First, Captain Mohammad Ali revealed that everything started with the creation of Pakistan in 1947. The country was divided into two geographically distinct parts, East Pakistan (now known as Bangladesh) and West Pakistan (now known as Pakistan), with very different cultures and languages. In 1948, the Pakistani government took the decision to declare Urdu as the only State language of Pakistan, even though Bengali (Bangla) was spoken by the majority of people in the country. It should also be noted that Bengali (Bangla) is still spoken by more than 300 million people worldwide, the sixth most spoken language in the world.
It was following this announcement in 1948 that the protests broke out. The people of then East Pakistan demanded that Bengali be one of the national languages, as Bengali spoken people were more in numbers. To stop the protests, the government banned public meetings and rallies. The students at Dhaka University organized various rallies and other meetings to oppose this decision. On February 21, 1952, during one of these demonstrations, police opened fire, killing many people in the Dhaka University and Dhaka Medical College campus, among them 5 were officially recognized as the language movement martyrs.

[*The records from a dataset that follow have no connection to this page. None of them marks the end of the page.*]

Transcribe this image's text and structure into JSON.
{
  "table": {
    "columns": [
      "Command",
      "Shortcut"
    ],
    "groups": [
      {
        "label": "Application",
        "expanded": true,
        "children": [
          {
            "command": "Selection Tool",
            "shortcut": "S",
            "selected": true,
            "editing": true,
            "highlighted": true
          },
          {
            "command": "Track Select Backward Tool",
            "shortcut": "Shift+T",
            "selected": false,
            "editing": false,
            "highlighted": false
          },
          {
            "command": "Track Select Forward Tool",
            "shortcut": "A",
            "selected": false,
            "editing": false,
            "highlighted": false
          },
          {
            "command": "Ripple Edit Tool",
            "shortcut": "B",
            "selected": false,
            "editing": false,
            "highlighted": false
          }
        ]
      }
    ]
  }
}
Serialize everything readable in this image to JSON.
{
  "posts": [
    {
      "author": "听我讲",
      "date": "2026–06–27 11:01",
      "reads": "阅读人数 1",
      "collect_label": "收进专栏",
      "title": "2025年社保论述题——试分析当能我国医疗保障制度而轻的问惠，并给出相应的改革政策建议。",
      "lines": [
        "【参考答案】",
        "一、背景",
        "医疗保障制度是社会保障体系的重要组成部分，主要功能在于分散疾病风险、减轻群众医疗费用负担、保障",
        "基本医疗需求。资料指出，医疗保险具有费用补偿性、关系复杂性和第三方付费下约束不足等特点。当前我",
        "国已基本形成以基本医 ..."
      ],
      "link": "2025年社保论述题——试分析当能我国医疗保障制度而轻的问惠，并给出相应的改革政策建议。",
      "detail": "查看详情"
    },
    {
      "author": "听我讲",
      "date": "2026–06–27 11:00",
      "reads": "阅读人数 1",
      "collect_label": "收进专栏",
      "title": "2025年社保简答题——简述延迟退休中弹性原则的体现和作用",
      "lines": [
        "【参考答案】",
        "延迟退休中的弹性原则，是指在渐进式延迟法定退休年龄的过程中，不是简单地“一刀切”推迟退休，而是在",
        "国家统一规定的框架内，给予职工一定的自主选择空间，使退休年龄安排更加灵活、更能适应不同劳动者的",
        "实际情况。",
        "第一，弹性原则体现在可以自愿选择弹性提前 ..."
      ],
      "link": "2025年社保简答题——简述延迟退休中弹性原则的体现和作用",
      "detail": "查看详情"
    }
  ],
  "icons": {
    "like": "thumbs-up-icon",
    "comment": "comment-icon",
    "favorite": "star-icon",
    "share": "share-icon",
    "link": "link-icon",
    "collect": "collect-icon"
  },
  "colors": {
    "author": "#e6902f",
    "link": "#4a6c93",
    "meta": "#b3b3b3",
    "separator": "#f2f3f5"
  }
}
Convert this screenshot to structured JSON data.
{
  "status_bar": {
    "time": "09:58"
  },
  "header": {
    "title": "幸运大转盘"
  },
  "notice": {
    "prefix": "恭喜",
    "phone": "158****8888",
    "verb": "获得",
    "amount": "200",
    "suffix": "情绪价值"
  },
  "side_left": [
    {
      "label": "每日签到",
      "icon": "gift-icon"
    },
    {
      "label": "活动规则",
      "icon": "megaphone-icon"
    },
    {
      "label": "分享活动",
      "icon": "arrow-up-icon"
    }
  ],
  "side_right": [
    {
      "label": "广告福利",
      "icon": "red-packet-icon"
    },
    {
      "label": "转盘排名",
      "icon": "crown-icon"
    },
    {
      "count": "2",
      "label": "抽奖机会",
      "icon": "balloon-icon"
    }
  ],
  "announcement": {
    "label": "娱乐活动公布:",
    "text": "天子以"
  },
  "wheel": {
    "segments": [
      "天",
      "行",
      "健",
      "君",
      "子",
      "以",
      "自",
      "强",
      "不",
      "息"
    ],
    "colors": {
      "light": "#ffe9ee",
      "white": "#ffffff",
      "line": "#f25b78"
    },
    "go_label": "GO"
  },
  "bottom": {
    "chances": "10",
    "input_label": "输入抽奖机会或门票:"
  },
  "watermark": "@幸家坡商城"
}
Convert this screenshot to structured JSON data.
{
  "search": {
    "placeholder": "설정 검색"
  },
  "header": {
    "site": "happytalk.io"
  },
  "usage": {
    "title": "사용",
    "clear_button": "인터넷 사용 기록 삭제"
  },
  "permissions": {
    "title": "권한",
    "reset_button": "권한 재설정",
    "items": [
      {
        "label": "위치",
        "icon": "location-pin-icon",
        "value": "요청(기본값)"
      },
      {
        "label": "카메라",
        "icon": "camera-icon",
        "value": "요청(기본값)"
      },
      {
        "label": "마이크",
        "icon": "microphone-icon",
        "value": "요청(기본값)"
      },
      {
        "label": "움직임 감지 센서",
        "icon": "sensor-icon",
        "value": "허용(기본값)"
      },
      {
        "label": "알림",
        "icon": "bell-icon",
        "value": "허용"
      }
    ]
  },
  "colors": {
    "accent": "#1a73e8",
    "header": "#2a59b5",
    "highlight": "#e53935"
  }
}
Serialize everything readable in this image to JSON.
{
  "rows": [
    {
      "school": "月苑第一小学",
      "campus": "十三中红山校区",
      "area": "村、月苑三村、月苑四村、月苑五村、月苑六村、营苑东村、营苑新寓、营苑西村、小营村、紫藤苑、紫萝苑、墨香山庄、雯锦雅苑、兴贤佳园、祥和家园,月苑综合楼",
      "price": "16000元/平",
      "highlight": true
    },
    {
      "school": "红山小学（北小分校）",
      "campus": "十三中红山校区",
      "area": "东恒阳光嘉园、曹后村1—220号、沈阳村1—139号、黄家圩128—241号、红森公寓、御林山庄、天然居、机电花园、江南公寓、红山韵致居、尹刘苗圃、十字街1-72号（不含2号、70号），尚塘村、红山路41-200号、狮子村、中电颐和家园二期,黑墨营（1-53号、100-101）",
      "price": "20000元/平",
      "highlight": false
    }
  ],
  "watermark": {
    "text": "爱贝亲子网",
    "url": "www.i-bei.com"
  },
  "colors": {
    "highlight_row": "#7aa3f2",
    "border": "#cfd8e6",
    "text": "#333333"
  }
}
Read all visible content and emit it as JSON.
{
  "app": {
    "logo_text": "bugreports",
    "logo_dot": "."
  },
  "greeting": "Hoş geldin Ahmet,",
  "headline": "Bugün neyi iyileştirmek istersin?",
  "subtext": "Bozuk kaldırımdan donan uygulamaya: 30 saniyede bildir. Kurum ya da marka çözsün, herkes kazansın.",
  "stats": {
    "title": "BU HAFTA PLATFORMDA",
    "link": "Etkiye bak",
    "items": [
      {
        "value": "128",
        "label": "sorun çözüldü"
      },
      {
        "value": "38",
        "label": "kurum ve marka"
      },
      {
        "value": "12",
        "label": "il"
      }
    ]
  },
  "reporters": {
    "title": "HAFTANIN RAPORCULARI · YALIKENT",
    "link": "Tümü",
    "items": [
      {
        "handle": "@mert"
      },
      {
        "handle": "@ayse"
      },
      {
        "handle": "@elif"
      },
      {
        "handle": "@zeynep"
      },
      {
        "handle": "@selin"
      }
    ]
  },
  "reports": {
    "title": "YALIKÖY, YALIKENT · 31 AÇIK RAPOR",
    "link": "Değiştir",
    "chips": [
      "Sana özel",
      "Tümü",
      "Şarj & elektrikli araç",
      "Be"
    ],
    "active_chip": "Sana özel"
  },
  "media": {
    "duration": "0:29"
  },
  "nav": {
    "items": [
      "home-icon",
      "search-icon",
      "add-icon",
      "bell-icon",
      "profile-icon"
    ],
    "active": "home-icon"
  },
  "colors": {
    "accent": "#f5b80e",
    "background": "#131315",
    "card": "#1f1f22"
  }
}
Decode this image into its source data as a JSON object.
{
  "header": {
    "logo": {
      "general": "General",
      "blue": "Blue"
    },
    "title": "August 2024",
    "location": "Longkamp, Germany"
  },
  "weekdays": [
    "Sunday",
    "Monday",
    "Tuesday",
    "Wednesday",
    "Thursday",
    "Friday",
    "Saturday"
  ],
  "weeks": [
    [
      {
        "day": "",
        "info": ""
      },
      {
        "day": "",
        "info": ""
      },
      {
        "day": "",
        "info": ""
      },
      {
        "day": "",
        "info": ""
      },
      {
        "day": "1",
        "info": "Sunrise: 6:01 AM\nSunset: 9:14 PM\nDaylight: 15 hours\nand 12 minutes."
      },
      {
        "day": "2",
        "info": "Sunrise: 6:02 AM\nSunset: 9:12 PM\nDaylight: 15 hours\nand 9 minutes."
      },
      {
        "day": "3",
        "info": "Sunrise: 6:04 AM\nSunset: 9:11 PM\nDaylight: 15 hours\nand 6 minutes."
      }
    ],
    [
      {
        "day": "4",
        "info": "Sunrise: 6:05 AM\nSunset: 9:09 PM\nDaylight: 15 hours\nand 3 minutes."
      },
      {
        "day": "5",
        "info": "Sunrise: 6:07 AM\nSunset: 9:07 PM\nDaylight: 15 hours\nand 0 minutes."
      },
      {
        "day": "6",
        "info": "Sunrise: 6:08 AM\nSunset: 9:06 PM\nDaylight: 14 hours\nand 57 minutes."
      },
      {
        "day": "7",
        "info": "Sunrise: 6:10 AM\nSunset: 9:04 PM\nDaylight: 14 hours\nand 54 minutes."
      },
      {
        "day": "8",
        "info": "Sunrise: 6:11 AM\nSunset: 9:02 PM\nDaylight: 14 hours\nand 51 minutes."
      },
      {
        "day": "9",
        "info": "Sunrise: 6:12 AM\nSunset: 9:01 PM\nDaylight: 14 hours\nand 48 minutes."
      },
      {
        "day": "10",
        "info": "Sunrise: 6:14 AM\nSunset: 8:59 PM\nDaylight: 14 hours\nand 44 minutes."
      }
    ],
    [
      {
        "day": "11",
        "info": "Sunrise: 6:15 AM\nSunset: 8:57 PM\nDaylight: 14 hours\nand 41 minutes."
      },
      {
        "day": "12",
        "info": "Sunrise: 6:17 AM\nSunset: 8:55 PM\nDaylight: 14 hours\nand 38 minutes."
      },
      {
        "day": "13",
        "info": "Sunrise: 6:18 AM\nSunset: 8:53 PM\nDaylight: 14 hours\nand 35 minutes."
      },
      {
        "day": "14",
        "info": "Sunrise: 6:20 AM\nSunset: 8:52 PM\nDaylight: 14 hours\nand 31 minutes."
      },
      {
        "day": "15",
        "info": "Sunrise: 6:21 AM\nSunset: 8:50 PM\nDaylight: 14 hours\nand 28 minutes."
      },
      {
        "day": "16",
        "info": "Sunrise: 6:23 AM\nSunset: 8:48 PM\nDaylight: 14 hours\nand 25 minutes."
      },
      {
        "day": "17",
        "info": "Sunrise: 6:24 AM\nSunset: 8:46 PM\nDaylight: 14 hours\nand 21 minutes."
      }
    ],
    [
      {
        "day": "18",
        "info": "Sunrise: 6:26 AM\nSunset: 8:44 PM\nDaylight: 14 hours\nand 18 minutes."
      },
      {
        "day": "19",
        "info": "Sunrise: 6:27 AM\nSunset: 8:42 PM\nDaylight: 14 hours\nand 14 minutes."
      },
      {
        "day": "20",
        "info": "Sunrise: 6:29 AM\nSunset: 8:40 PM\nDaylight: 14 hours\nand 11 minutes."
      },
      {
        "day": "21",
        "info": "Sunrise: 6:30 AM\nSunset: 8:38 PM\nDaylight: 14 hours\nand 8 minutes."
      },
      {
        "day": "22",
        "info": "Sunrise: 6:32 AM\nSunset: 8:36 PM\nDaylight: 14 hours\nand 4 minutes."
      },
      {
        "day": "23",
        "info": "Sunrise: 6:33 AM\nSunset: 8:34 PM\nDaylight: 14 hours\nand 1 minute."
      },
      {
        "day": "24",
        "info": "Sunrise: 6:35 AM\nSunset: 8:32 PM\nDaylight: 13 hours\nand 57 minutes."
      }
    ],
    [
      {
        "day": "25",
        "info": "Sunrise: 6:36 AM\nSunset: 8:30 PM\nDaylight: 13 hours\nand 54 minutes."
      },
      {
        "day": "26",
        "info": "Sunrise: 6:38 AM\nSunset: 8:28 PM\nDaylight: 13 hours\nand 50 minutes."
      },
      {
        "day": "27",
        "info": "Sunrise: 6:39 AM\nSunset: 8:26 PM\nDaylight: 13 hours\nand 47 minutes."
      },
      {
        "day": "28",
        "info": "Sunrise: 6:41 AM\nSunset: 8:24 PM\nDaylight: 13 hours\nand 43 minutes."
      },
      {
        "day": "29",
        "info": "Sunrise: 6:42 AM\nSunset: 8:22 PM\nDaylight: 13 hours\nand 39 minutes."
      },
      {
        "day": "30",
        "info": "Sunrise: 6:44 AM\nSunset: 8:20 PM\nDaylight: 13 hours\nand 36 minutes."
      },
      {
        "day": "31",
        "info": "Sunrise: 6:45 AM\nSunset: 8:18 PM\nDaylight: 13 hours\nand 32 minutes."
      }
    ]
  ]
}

“I was not yet born when it happened, but I had my parents and grandparents to tell me the story of this demonstration which would forever mark our history. It was a power struggle. We only wanted everyone to be respected, equal representation, fair share and able to preserve our culture and mother tongue. “
In my youth in Bangladesh, we used to go to the Shaheed Minar (Martyr’s Monument) in the early morning on 21st February each year to commemorate events, to show mark of respect. ‘’Shaheed Minar’’ a monument built in memory of the people who lost their lives fighting to gain this right to speak in our Mother tongue in traditional dress, we would bring flowers to the monument and in silence place them on the floor to honour the leaders of this movement. We would sing a special song that we still sing in our mother tongue – songs relating to this part of our history,” says Mohammad Ali.
Shaheed Minar (Martyr’s Monument)
During the pandemic, Brother Ali met with people in his community through Zoom. Those Bangladeshi in Canada still pay tribute to their ancestors, celebrate this day to show their respect to their history/culture/heroes.” Our culture and language are immensely valuable. Our identity is rich in traditions, which must be respected, and passed on to the next generations.” Since February 21, 2000, the declaration of the “International Mother Language Day “has been a tribute to the Bangladeshi (then East Pakistani) language movement. Such commemoration, recognizing acts of bravery, shows respect for one another’s history. “It is in our hearts and yours”, says Mohammad Ali. UCTE is touched by Brother Ali’s story. We are fortunate to have him with us.